Some Elderflower Fizz on Fabulous Friday……..

 “Get in touch with your inner hippy”

 The hedgerows in Devon are full of the scent of Elderflower blooms, those magical mille fiori blossoms which speak of Summer and blue skies. Time to make Elderflower Champagne! It’s easy to make and requires just a few simple ingredients. Go on; get in touch with your inner hippy this weekend as you forage in the hedgerows. It won’t be long before those corks are popping!


 6-7 Elderflower heads in full bloom

1 gallon (8 pints) cold water

1 1/2lbs sugar

2 tblsp white wine vinegar

Juice of 1 lemon



  1.  Squeeze the juice of the lemon, then cut the rind into quarters and place this with the Elderflowers in a large bowl.
  2. Add the sugar and vinegar then pour over the cold water and stir until the sugar dissolves.
  3. Cover and leave to steep for 24 hours in a cool place.
  4. Strain and bottle in strong, sterilised, screw-top wine bottles or champagne bottles with plastic corks and wires.
  5. Ready in 2-3 weeks. Serve chilled. 

Have a great weekend!

23 thoughts on “Some Elderflower Fizz on Fabulous Friday……..

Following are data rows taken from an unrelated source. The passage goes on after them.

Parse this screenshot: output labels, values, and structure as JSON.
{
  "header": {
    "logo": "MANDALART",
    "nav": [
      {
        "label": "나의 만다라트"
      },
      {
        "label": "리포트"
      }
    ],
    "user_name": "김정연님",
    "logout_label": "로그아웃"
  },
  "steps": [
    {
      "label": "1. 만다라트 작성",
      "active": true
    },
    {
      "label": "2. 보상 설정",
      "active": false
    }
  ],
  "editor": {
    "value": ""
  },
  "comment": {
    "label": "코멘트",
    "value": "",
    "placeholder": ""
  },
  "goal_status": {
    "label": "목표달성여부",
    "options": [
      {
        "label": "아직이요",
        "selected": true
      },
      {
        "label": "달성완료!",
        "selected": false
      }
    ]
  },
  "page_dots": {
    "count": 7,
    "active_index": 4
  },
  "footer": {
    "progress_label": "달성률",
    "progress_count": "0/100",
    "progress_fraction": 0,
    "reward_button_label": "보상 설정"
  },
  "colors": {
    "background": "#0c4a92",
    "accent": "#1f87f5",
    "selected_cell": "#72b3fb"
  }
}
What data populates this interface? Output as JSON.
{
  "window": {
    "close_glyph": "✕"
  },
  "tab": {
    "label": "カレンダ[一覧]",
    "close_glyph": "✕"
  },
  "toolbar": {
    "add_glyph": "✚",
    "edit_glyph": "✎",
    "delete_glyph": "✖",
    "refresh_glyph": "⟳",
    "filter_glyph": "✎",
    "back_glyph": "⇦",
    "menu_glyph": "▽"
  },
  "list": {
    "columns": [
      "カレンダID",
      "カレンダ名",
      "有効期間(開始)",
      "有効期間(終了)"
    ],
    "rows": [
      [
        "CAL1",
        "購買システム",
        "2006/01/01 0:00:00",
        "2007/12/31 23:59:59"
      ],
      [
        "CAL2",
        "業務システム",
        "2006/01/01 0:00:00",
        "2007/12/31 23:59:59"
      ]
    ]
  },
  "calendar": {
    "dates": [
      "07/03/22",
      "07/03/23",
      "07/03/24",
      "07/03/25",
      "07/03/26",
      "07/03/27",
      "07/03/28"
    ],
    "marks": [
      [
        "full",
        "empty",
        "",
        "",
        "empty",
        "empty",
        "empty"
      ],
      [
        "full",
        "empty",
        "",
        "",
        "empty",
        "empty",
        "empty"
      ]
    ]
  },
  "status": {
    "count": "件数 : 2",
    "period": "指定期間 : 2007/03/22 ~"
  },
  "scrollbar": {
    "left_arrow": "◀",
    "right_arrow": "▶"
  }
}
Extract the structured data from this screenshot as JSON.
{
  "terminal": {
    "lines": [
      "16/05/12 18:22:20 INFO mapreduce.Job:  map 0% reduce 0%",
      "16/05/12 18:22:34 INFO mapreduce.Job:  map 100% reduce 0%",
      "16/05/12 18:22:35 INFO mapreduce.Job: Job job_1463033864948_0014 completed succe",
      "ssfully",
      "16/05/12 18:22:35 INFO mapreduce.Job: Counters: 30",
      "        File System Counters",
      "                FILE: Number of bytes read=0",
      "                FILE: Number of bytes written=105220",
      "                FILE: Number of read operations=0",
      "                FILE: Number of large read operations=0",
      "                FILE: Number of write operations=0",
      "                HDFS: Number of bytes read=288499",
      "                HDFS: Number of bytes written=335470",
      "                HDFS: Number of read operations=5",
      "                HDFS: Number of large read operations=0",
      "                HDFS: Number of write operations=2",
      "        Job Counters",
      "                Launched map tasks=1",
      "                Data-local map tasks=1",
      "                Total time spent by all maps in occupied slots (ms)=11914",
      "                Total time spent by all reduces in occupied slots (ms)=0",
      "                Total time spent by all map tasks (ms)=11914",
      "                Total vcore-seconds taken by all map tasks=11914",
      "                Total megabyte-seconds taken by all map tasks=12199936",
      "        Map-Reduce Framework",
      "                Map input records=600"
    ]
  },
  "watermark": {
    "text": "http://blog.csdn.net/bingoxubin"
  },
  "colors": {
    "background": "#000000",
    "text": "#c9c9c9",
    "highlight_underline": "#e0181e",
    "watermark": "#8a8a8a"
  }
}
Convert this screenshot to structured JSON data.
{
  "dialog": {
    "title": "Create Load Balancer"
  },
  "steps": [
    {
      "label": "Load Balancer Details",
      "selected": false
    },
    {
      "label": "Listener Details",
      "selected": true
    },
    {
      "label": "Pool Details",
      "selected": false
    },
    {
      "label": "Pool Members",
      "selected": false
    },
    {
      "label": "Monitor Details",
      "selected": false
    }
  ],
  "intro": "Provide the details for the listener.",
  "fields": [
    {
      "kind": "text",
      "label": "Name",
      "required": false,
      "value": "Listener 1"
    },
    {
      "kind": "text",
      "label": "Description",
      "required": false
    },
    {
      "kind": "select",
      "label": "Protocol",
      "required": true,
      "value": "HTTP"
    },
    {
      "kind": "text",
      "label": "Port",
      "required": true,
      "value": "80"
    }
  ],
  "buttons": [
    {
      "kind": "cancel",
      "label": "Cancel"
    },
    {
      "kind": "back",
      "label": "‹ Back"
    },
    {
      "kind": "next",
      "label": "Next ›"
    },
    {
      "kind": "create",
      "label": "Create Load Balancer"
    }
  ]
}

  1. Sweden has a tradition of making the same kind of drink. Is this recipe have a alcohol content? The recipe is almost the same, one main difference is for the vinegar in it. It is said to help fight colds in the winter. You can drink it cold or warm. It a concentrated drink in Sweden that you delude with water.
    The picture is beautiful of course. I like your label on the bottle. Have a great Mid-summer today!

    • Thank you Honey. I wonder if what you have seen in Sweden is a syrup? We have that here too and it can be added to cakes and drinks. The “champagne” is a light and refreshing Summer drink with no alcohol.
      Happy Mid Summer to you too!

      • You are correct Karen that what I am thinking of is a syrup. It is none alcholocic drink. I never heard of using it in cakes. That sounds like it would be delicious.This champange sounds good. I like the fact is none alcholic.
        Happy Mid-summer to you too

    • Thanks so much Jan! I have a little bottling factory here in my kitchen today. The recipe was handed down to me by my Grandma, but I know lots of people make it here in England and Sweden. I would have thought you might have the plant there too….fingers crossed and thanks so much for the re-blog!